# XYZ

• posted

Hi,

I guess it's vaguely related to robotics....

When you have four axis of movement, what's the fourth? It goes X, Y, then Z, but what's next, and after that?

Michael

• posted

Generally the fourth is considered time. Let's say you plot the motion of a robot helicopter. It can be at one place in space (x1,y1,z1) at one time, and another place in space (x2,y2,z2) at another time. So to full describe where the helicopter was, you can describe it by x(i), y(i), z(i), t(i). Until you get into special relativity i=t.

• posted

Well at the moment, I'm writing a program that takes input from a joystick and it says R is the fourth except I've never heard of that...

Michael

• posted

It believe pitch and yaw (rotation) is the next axis of movement although the fourth dimension is time.

• posted

X, Y, then

Michael - do you mean 4 degrees of freedom, perhaps ?

If so, it could be that your manual is referring to rotation of the grippers (as in wrist) if you were talking about a robotic arm. I'm sure the other pros on here can help verify this. If you're talking about something else, say a spacecraft, it could mean rotation about any of the 3 axis.
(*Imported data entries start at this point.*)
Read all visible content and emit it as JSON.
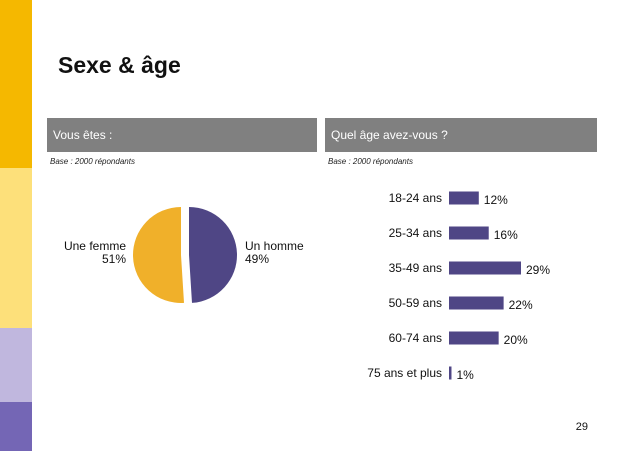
{
  "slide": {
    "title": "Sexe & âge",
    "page_number": "29",
    "colors": {
      "header_bar": "#808080",
      "femme": "#f0b02a",
      "homme": "#4f4685",
      "bar": "#4f4685"
    }
  },
  "left_panel": {
    "header": "Vous êtes :",
    "base": "Base : 2000 répondants"
  },
  "right_panel": {
    "header": "Quel âge avez-vous ?",
    "base": "Base : 2000 répondants"
  },
  "chart_data": [
    {
      "type": "pie",
      "slices": [
        {
          "label": "Une femme",
          "value": 51,
          "value_label": "51%",
          "color": "#f0b02a"
        },
        {
          "label": "Un homme",
          "value": 49,
          "value_label": "49%",
          "color": "#4f4685"
        }
      ]
    },
    {
      "type": "bar",
      "orientation": "horizontal",
      "categories": [
        "18-24 ans",
        "25-34 ans",
        "35-49 ans",
        "50-59 ans",
        "60-74 ans",
        "75 ans et plus"
      ],
      "values": [
        12,
        16,
        29,
        22,
        20,
        1
      ],
      "value_labels": [
        "12%",
        "16%",
        "29%",
        "22%",
        "20%",
        "1%"
      ],
      "unit": "%"
    }
  ]
}
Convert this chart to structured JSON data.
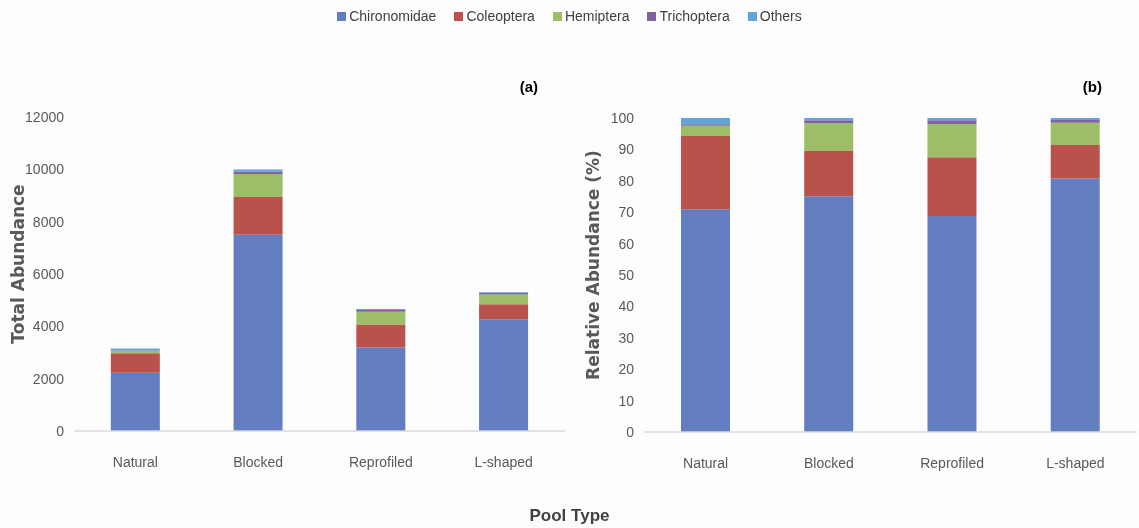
{
  "chart_data": [
    {
      "type": "bar",
      "title": "(a)",
      "xlabel": "Pool Type",
      "ylabel": "Total Abundance",
      "stacked": true,
      "legend": "top",
      "categories": [
        "Natural",
        "Blocked",
        "Reprofiled",
        "L-shaped"
      ],
      "series": [
        {
          "name": "Chironomidae",
          "color": "#627ec0",
          "values": [
            2230,
            7500,
            3190,
            4270
          ]
        },
        {
          "name": "Coleoptera",
          "color": "#b8524b",
          "values": [
            740,
            1440,
            880,
            570
          ]
        },
        {
          "name": "Hemiptera",
          "color": "#9bbe66",
          "values": [
            100,
            880,
            490,
            380
          ]
        },
        {
          "name": "Trichoptera",
          "color": "#7f62a0",
          "values": [
            20,
            100,
            60,
            50
          ]
        },
        {
          "name": "Others",
          "color": "#5fa6d6",
          "values": [
            60,
            70,
            40,
            30
          ]
        }
      ],
      "ylim": [
        0,
        12000
      ],
      "yticks": [
        0,
        2000,
        4000,
        6000,
        8000,
        10000,
        12000
      ]
    },
    {
      "type": "bar",
      "title": "(b)",
      "ylabel": "Relative Abundance (%)",
      "stacked": true,
      "categories": [
        "Natural",
        "Blocked",
        "Reprofiled",
        "L-shaped"
      ],
      "series": [
        {
          "name": "Chironomidae",
          "color": "#627ec0",
          "values": [
            70.9,
            75.1,
            68.8,
            80.7
          ]
        },
        {
          "name": "Coleoptera",
          "color": "#b8524b",
          "values": [
            23.4,
            14.4,
            18.7,
            10.7
          ]
        },
        {
          "name": "Hemiptera",
          "color": "#9bbe66",
          "values": [
            3.2,
            8.8,
            10.6,
            7.1
          ]
        },
        {
          "name": "Trichoptera",
          "color": "#7f62a0",
          "values": [
            0.5,
            1.0,
            1.2,
            0.9
          ]
        },
        {
          "name": "Others",
          "color": "#5fa6d6",
          "values": [
            2.0,
            0.7,
            0.7,
            0.6
          ]
        }
      ],
      "ylim": [
        0,
        100
      ],
      "yticks": [
        0,
        10,
        20,
        30,
        40,
        50,
        60,
        70,
        80,
        90,
        100
      ]
    }
  ]
}
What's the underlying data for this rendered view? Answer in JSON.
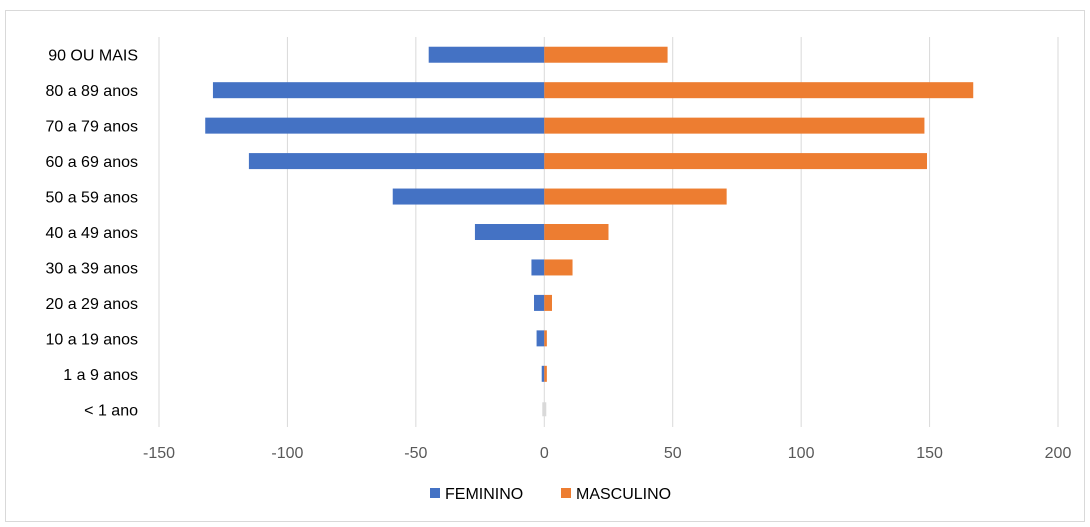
{
  "chart_data": {
    "type": "bar",
    "orientation": "horizontal",
    "stacked": true,
    "title": "",
    "xlabel": "",
    "ylabel": "",
    "categories": [
      "90 OU MAIS",
      "80 a 89 anos",
      "70 a 79 anos",
      "60 a 69 anos",
      "50 a 59 anos",
      "40 a 49 anos",
      "30 a 39 anos",
      "20 a 29 anos",
      "10 a 19 anos",
      "1 a 9 anos",
      "< 1 ano"
    ],
    "series": [
      {
        "name": "FEMININO",
        "color": "#4472C4",
        "values": [
          -45,
          -129,
          -132,
          -115,
          -59,
          -27,
          -5,
          -4,
          -3,
          -1,
          0
        ]
      },
      {
        "name": "MASCULINO",
        "color": "#ED7D31",
        "values": [
          48,
          167,
          148,
          149,
          71,
          25,
          11,
          3,
          1,
          1,
          0
        ]
      }
    ],
    "xlim": [
      -150,
      200
    ],
    "xticks": [
      -150,
      -100,
      -50,
      0,
      50,
      100,
      150,
      200
    ],
    "xtick_labels": [
      "-150",
      "-100",
      "-50",
      "0",
      "50",
      "100",
      "150",
      "200"
    ],
    "grid": "vertical",
    "legend_position": "bottom",
    "gridline_color": "#d9d9d9"
  }
}
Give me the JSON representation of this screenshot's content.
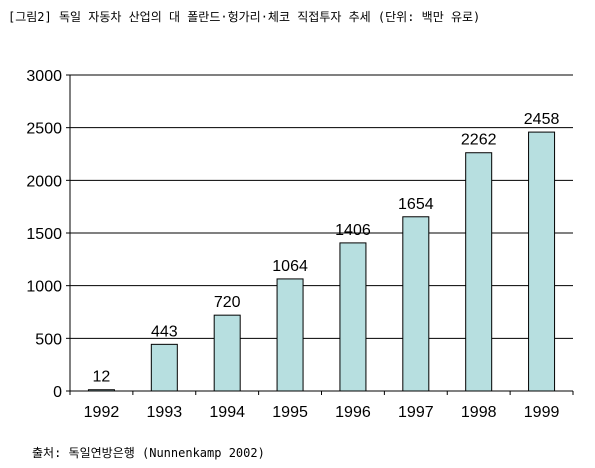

In the mean time, this site might be of some help:

found it by doing a Google search on "4 DOF robotics".

Hope that helps! JCDeen

• posted

I just re-read your post and I would bet money that "R" means "rotation". Some joysticks allow you to twist it as a 4th means of control, I believe. Try Googling on "4 DOF joystick".

Hope that helps more than my other post! JCD

• posted

In CNC machines, the 4th axis (A) is generally the first rotary table.

• posted

No because the controller I'm using is similar to the dual shock playstation one with two joysticks, and in the code the first 3 are XYZ and the next ones are RUV, and to me it seems a bit of a random place to start the next 'set'.

Actually talk about the cnc rotary table reminded me of this pic:

Michael

• posted

I, J and K - used on industrial robots, basically yaw, pich and rotation. The fourth axes the I, on a milling machine is the rotary table where helical interpolation can be cut. J and K axes are used for complex curves and used on most cartesian coordinate measuring devices holding the touch probe and infrared sensors.

• posted

from a

the next

I see. In the future it would help to give all that info up front to prevent a few wild goose chases. Good luck !

• posted

yay, the answer I think he wanted in the first palce! :)

also Theta and Phi also tend to represent angular postions

dan

Wayne Lundberg wrote:

• posted

Well I figured that as the joystick followed the norm by starting out with XYZ it would carry on after that like other devices.